C’est un gars qui a la chance en peau de banane, des heures qu’il fait claquer et biper les machines pour que dalle, il ne lui reste plus que quelques pièces au fond des poches, de quoi se payer un dernier tour de manège avant de rentrer le ventre vide et la tête pleine de « j’aurais pas du » . Il est monté dans le Speed Flip histoire de se mettre la tête à l’envers pour nettoyer.

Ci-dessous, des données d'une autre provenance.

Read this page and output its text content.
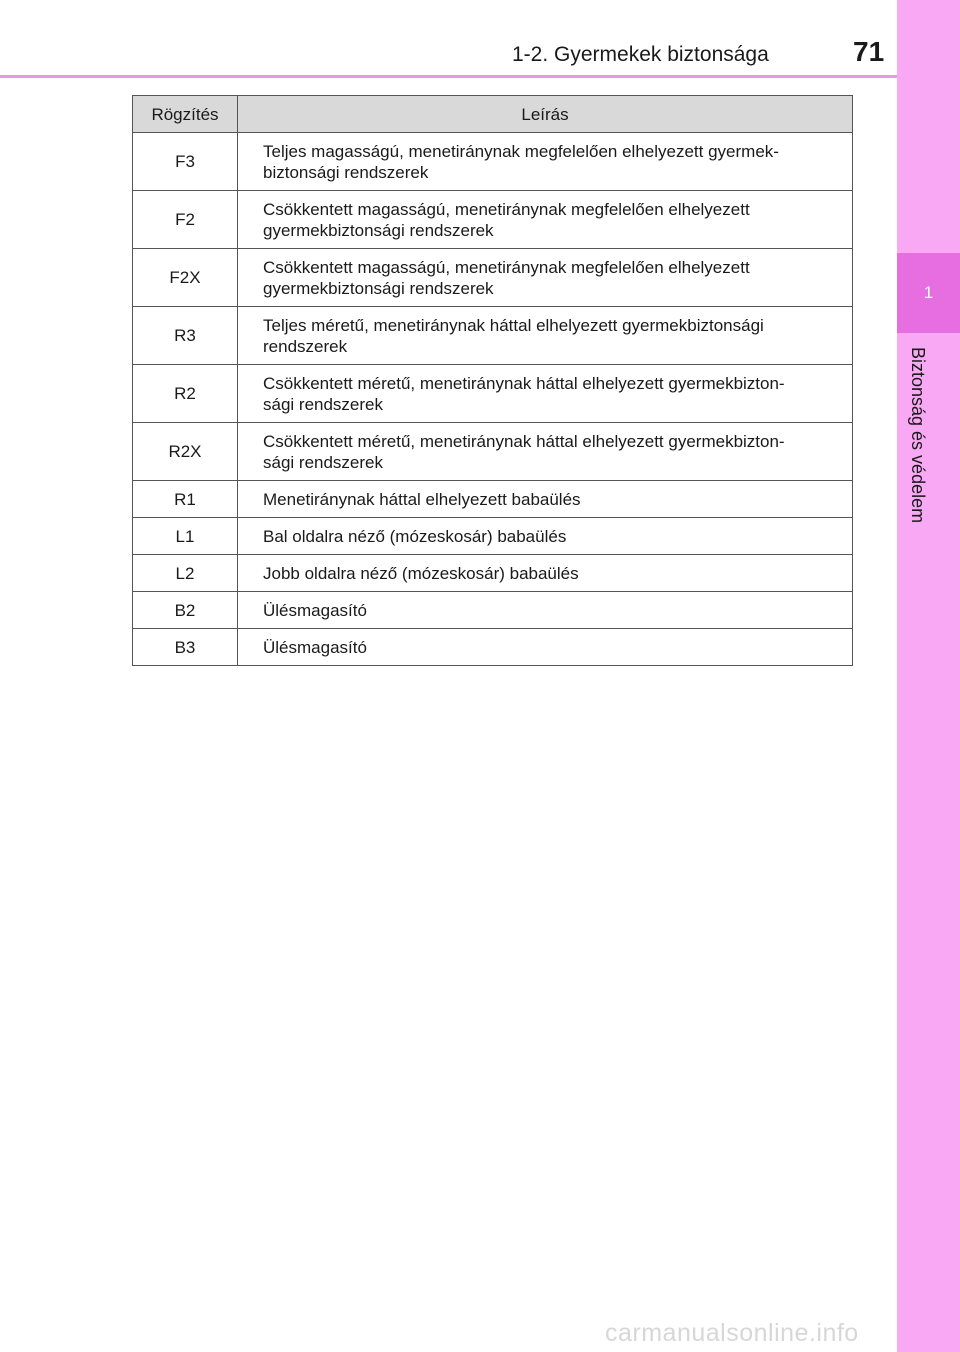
1
Biztonság és védelem
1-2. Gyermekek biztonsága	71
Rögzítés	Leírás
F3	Teljes magasságú, menetiránynak megfelelően elhelyezett gyermek-
biztonsági rendszerek
F2	Csökkentett magasságú, menetiránynak megfelelően elhelyezett
gyermekbiztonsági rendszerek
F2X	Csökkentett magasságú, menetiránynak megfelelően elhelyezett
gyermekbiztonsági rendszerek
R3	Teljes méretű, menetiránynak háttal elhelyezett gyermekbiztonsági
rendszerek
R2	Csökkentett méretű, menetiránynak háttal elhelyezett gyermekbizton-
sági rendszerek
R2X	Csökkentett méretű, menetiránynak háttal elhelyezett gyermekbizton-
sági rendszerek
R1	Menetiránynak háttal elhelyezett babaülés
L1	Bal oldalra néző (mózeskosár) babaülés
L2	Jobb oldalra néző (mózeskosár) babaülés
B2	Ülésmagasító
B3	Ülésmagasító
carmanualsonline.info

La machine à déraillé, la nacelle a décollé, ça sentait l’orage et le court circuit, ça sonnait comme un bandit manchot qui disjoncte. On le croira pas mais le voilà catapulté dans l’espace  avec les oreilles qui sifflent et tous les voyants au rouge.  Le futur ou le passé, y sait plus trop où il va, quand raisonnent les pierres et les tambours. Il est aspiré dans un trou noir, dans le chat d’une aiguille, dans un câble XLR. Il retombe sur ses pattes dans un terrain vague envahi d’angélique devant un chien errant qui le regarde la tête penchée en disant ça va aller, ça va aller…


mercredi 15 mai 2024


Un anniversaire

(Sculpture de Suzanne Kiniksi (Arviat, Nunavut), Vaucresson, 13 février, 8h 50)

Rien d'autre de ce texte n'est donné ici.